А. С. Пушкин был не единственным представителем литературы, которому угрожало заточение в монастыре. Значительно позднее, а именно в начале 60-х годов, к ссылке в Соловецкий монастырь был приговорен известный; писатель Аф. Прок. Щапов за устройство им панихиды по Петрове, вызвавшем крестьянские волнения в селе Бездне, Казанской губернии. Биограф Щапова, профессор Н. Я. Аристов, сообщает, что "когда кончилось следствие над студентами Казанской духовной академии (принимавшими участие в панихиде) и многим из них было определено наказание, тогда Св. Синод приговорил и Щапова, как принадлежащего к духовному ведомству и виновника панихиды, сослать в Соловецкий монастырь на смирение".[3]
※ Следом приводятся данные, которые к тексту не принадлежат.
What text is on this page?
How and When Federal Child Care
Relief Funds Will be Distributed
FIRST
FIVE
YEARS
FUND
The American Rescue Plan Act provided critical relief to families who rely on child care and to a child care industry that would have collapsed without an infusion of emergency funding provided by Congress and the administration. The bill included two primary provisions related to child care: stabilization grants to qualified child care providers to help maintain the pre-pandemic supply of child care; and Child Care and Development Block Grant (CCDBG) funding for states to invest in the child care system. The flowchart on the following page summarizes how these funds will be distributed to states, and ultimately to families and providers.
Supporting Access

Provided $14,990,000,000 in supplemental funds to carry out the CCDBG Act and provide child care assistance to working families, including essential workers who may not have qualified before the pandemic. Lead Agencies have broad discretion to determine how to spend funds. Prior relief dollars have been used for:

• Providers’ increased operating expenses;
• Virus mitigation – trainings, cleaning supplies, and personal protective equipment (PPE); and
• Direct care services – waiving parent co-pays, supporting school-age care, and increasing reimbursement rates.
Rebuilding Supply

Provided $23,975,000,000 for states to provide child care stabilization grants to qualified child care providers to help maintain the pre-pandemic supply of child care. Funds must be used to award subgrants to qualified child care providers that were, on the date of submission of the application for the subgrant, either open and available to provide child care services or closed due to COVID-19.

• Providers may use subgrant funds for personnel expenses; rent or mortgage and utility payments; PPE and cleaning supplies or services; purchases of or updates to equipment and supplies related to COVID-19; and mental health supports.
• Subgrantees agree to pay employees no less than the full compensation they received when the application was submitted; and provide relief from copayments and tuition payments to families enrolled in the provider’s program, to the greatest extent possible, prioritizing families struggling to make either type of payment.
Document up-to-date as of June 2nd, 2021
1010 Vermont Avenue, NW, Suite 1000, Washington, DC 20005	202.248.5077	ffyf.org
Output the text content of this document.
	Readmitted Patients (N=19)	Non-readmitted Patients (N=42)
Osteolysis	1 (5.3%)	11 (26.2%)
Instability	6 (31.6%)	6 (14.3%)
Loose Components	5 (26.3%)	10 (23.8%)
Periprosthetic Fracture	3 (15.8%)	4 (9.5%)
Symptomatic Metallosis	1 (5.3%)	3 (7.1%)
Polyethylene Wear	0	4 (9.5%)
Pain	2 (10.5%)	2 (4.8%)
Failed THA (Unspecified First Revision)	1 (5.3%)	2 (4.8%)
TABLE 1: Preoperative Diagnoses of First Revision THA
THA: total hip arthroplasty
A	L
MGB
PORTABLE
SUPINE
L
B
По словам Аристова, "пришлось много хлопотать, чтобы синодское определение не приводилось в исполнение, а Щапову оно доставило сильные неприятности, и он сгоряча совсем было написал и подал прошение, чтобы его сослали лучше в Сибирь, а не в заточение на Соловецком "отоке окиана-моря". Некоторые из высокопоставленных лиц приняли участие в Щапове и доказали, что он, как прощенный государем императором, уже не подлежит суду духовного начальства".[4]

Но если Щапову, благодаря ходатайствам влиятельных лиц, удалось избежать Соловецкой тюрьмы, то другой наиболее активный участник этой истории, священник Яхонтов, совершавший панихиду по Антоне Петрове, жестоко поплатился за это: по решению Св. Синода он был сослан в Соловецкий монастырь. Ссылка эта отразилась на нем крайне печально: Яхонтов заболел психическим расстройством. Впоследствии, оправившись от болезни, он поступил в монахи Соловецкого монастыря, а затем был послан в Сибирь в качестве миссионера.

  1. "Рус Старина", 1887 г , N 10.
  2. Там же.
  3. Н. Я. Аристов: "Афанасий Прок. Щапов", Спб. 1883 г., стр. 73.